Check Point Inhibitor Side Effects
Check point inhibitors: cytotoxic T lymphocyte associated protein 4 (CTLA 4) inhibitors and programmed cell death 1 (PD-1) and programmed cell death ligand 1 (PDL1) have changed the way we practice oncology.
In general check point inhibitors are well tolerated and the majority of patients will have no side effects.
Having said that, attention must be paid when side effects occur because they are auto immune and can be potentially severe.
The CTLA-4 inhibitor can have severe reactions ranging between 10-30% while PDL1 and PD1 inhibitors can have severe reactions between 5-20%.
The most common endocrine dysfunction is hypothyroidism and hypophysitis. Diabetes, adrenal insufficiency and hyperthyroidism occur rarely.
Hypothyroidism occurs 5-10% of the time. It presents first as thyrotoxicosis, followed by decreased thyroid function. Patient’s symptoms and thyroid function, including T3, T4 and TSH, have to be monitored.
Hypophysitis grade three or four can happen >10% of the time with CTLA – four inhibitors and 1% with PDL1, PD1 inhibitors. The most common side effects with hypophysitis are fatigue and frequent H/A. The biggest problem with hypophysitis is acquired deficiency of anterior pituitary hormones and in particular the adrenocorticotropic hormone (ACTH) leading to adrenal insufficiency and lack of secretion of cortisol. Lack of cortisol cases syncope and hypotension which can be life threatening if not treated promptly.

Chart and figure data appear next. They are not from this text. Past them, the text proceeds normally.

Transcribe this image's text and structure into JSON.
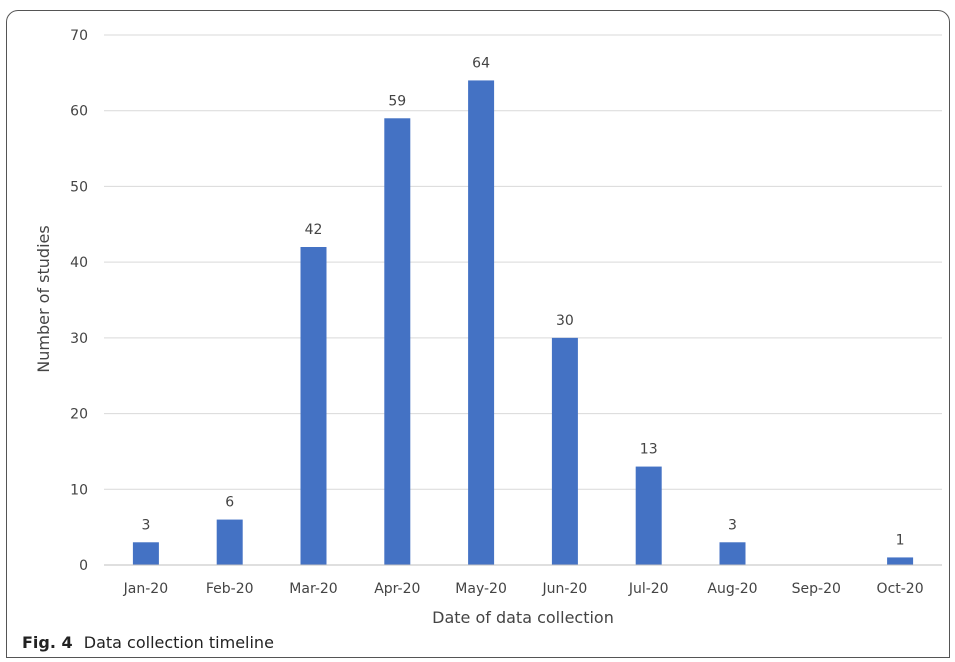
{
  "figure": {
    "label": "Fig. 4",
    "caption": "Data collection timeline"
  },
  "chart_data": {
    "type": "bar",
    "categories": [
      "Jan-20",
      "Feb-20",
      "Mar-20",
      "Apr-20",
      "May-20",
      "Jun-20",
      "Jul-20",
      "Aug-20",
      "Sep-20",
      "Oct-20"
    ],
    "values": [
      3,
      6,
      42,
      59,
      64,
      30,
      13,
      3,
      null,
      1
    ],
    "data_labels": [
      "3",
      "6",
      "42",
      "59",
      "64",
      "30",
      "13",
      "3",
      "",
      "1"
    ],
    "xlabel": "Date of data collection",
    "ylabel": "Number of studies",
    "ylim": [
      0,
      70
    ],
    "yticks": [
      0,
      10,
      20,
      30,
      40,
      50,
      60,
      70
    ],
    "grid": true,
    "bar_color": "#4472c4"
  }
}
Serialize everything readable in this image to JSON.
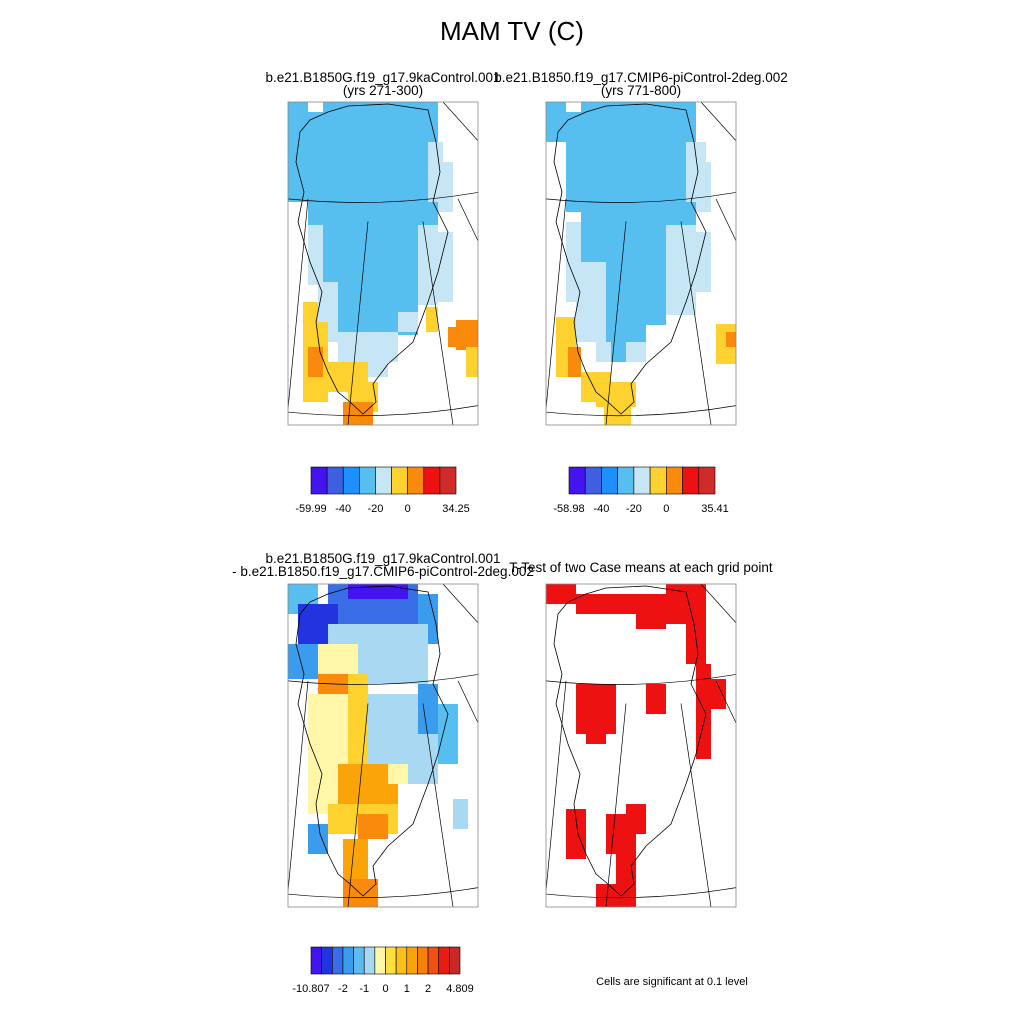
{
  "title": "MAM TV (C)",
  "panels": [
    {
      "title": "b.e21.B1850G.f19_g17.9kaControl.001",
      "subtitle": "(yrs 271-300)"
    },
    {
      "title": "b.e21.B1850.f19_g17.CMIP6-piControl-2deg.002",
      "subtitle": "(yrs 771-800)"
    },
    {
      "title": "b.e21.B1850G.f19_g17.9kaControl.001",
      "subtitle": "- b.e21.B1850.f19_g17.CMIP6-piControl-2deg.002"
    },
    {
      "title": "T-Test of two Case means at each grid point"
    }
  ],
  "colorbars": [
    {
      "labels": [
        "-59.99",
        "-40",
        "-20",
        "0",
        "34.25"
      ],
      "colors": [
        "#4314f0",
        "#3d5fe0",
        "#1e8fff",
        "#56bff0",
        "#c6e6f6",
        "#fdd22e",
        "#f98a0c",
        "#ee1111",
        "#d02a2a"
      ]
    },
    {
      "labels": [
        "-58.98",
        "-40",
        "-20",
        "0",
        "35.41"
      ],
      "colors": [
        "#4314f0",
        "#3d5fe0",
        "#1e8fff",
        "#56bff0",
        "#c6e6f6",
        "#fdd22e",
        "#f98a0c",
        "#ee1111",
        "#d02a2a"
      ]
    },
    {
      "labels": [
        "-10.807",
        "-2",
        "-1",
        "0",
        "1",
        "2",
        "4.809"
      ],
      "colors": [
        "#4314f0",
        "#2233e0",
        "#3a6ee8",
        "#3a9cec",
        "#5cbcf2",
        "#a8d8f2",
        "#fff6a8",
        "#fde040",
        "#fcc01c",
        "#fba40a",
        "#f98008",
        "#f25010",
        "#e81c12",
        "#c82828"
      ]
    }
  ],
  "footnote": "Cells are significant at 0.1 level"
}
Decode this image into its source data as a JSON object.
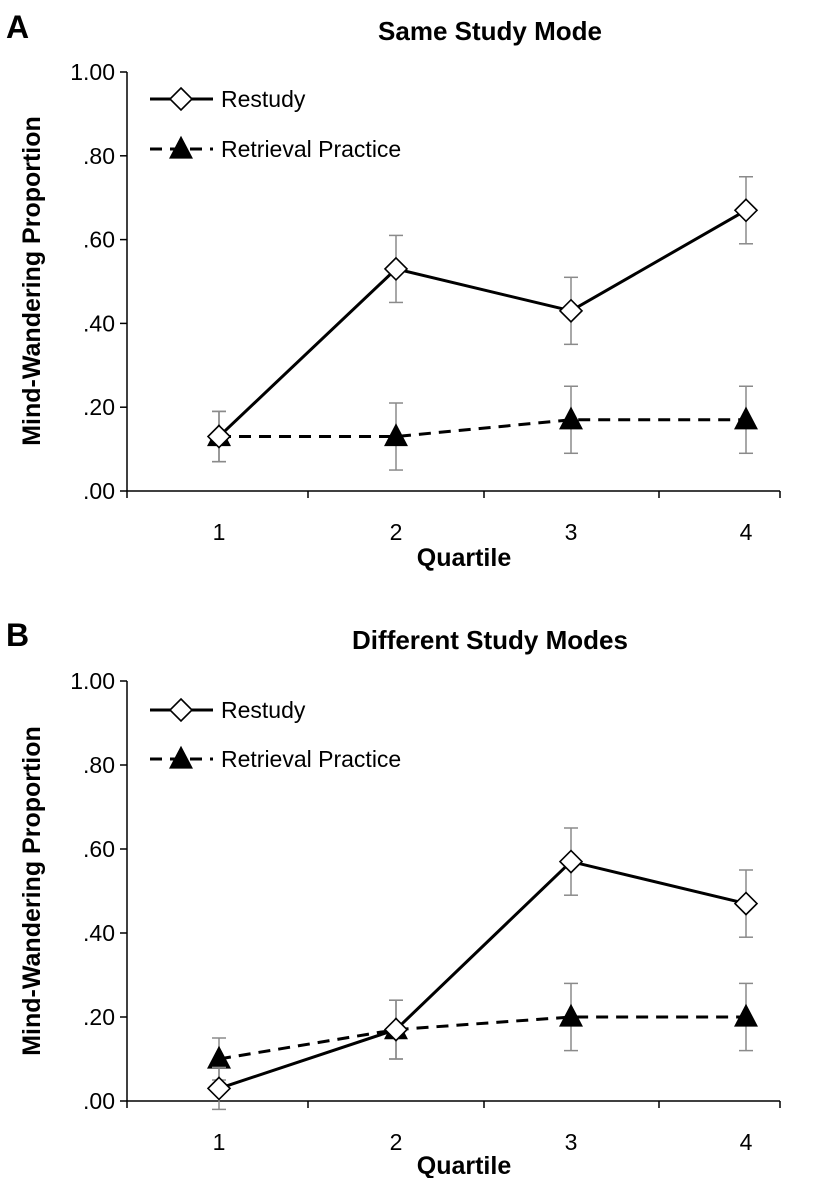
{
  "chart_data": [
    {
      "panel": "A",
      "type": "line",
      "title": "Same Study Mode",
      "xlabel": "Quartile",
      "ylabel": "Mind-Wandering Proportion",
      "categories": [
        "1",
        "2",
        "3",
        "4"
      ],
      "ylim": [
        0,
        1
      ],
      "yticks": [
        ".00",
        ".20",
        ".40",
        ".60",
        ".80",
        "1.00"
      ],
      "legend_position": "top-left",
      "grid": false,
      "series": [
        {
          "name": "Restudy",
          "marker": "open-diamond",
          "line": "solid",
          "values": [
            0.13,
            0.53,
            0.43,
            0.67
          ],
          "errors": [
            0.06,
            0.08,
            0.08,
            0.08
          ]
        },
        {
          "name": "Retrieval Practice",
          "marker": "filled-triangle",
          "line": "dashed",
          "values": [
            0.13,
            0.13,
            0.17,
            0.17
          ],
          "errors": [
            0.06,
            0.08,
            0.08,
            0.08
          ]
        }
      ]
    },
    {
      "panel": "B",
      "type": "line",
      "title": "Different Study Modes",
      "xlabel": "Quartile",
      "ylabel": "Mind-Wandering Proportion",
      "categories": [
        "1",
        "2",
        "3",
        "4"
      ],
      "ylim": [
        0,
        1
      ],
      "yticks": [
        ".00",
        ".20",
        ".40",
        ".60",
        ".80",
        "1.00"
      ],
      "legend_position": "top-left",
      "grid": false,
      "series": [
        {
          "name": "Restudy",
          "marker": "open-diamond",
          "line": "solid",
          "values": [
            0.03,
            0.17,
            0.57,
            0.47
          ],
          "errors": [
            0.05,
            0.07,
            0.08,
            0.08
          ]
        },
        {
          "name": "Retrieval Practice",
          "marker": "filled-triangle",
          "line": "dashed",
          "values": [
            0.1,
            0.17,
            0.2,
            0.2
          ],
          "errors": [
            0.05,
            0.07,
            0.08,
            0.08
          ]
        }
      ]
    }
  ],
  "colors": {
    "axis": "#000000",
    "error_bar": "#8a8a8a",
    "marker_fill": "#ffffff"
  }
}
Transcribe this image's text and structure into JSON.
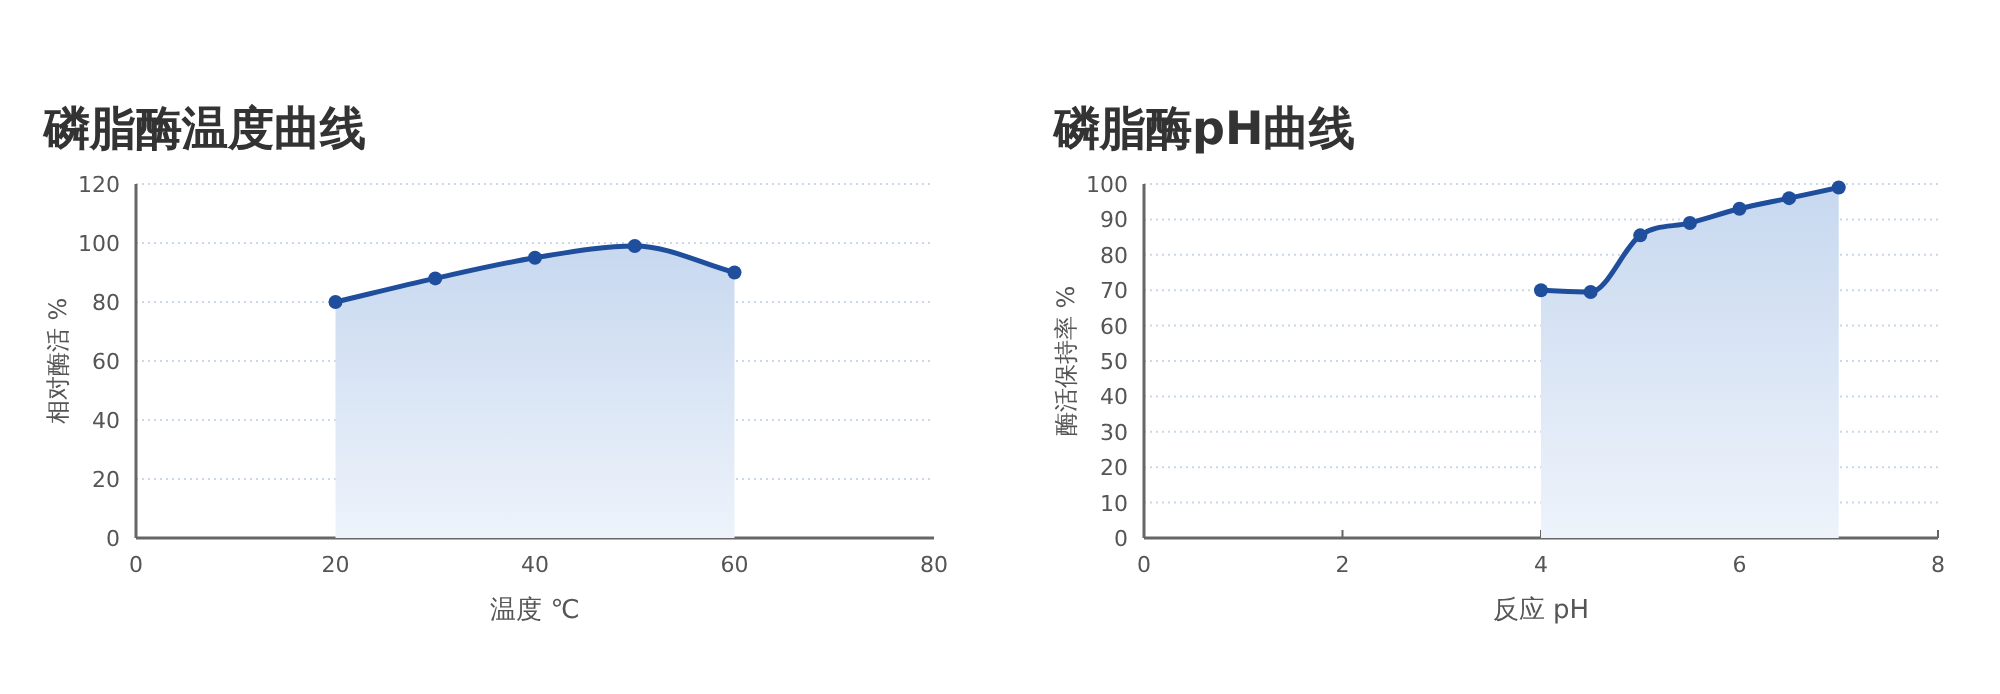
{
  "chart_data": [
    {
      "type": "area",
      "title": "磷脂酶温度曲线",
      "xlabel": "温度 ℃",
      "ylabel": "相对酶活 %",
      "x": [
        20,
        30,
        40,
        50,
        60
      ],
      "series": [
        {
          "color": "#1f4e9c",
          "values": [
            80,
            88,
            95,
            99,
            90
          ]
        }
      ],
      "xlim": [
        0,
        80
      ],
      "xticks": [
        0,
        20,
        40,
        60,
        80
      ],
      "ylim": [
        0,
        120
      ],
      "yticks": [
        0,
        20,
        40,
        60,
        80,
        100,
        120
      ],
      "grid": "y",
      "marker": "circle",
      "line_style": "solid"
    },
    {
      "type": "area",
      "title": "磷脂酶pH曲线",
      "xlabel": "反应 pH",
      "ylabel": "酶活保持率 %",
      "x": [
        4,
        4.5,
        5,
        5.5,
        6,
        6.5,
        7
      ],
      "series": [
        {
          "color": "#1f4e9c",
          "values": [
            70,
            69.5,
            85.5,
            89,
            93,
            96,
            99
          ]
        }
      ],
      "xlim": [
        0,
        8
      ],
      "xticks": [
        0,
        2,
        4,
        6,
        8
      ],
      "ylim": [
        0,
        100
      ],
      "yticks": [
        0,
        10,
        20,
        30,
        40,
        50,
        60,
        70,
        80,
        90,
        100
      ],
      "grid": "y",
      "marker": "circle",
      "line_style": "solid"
    }
  ]
}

The patients need to be monitored closely with labs every four weeks. If signs of endocrine dysfunction emerge the patient needs to be seen and followed by an endocrinologist.
If symptoms of hypophysitis are severe, ACT H and Cortisol need to be checked and the patient needs to be promptly treated with steroids.
If the patient presents with headaches, an MRI of the brain to assess the pituitary gland needs to be obtained.
Patients need to be monitored closely and a high index of suspicion is needed.
All patients who develop endocrinopathy will need to be followed by an endocrinologist regardless of the severity of the disease.
Type 1 diabetes is much more rare than thyroid dysfunction. It occurs less than 1% of the time but the patient can present with ketoacidosis, which requires hospitalization. Therefore, close monitoring of the patient and labs is needed.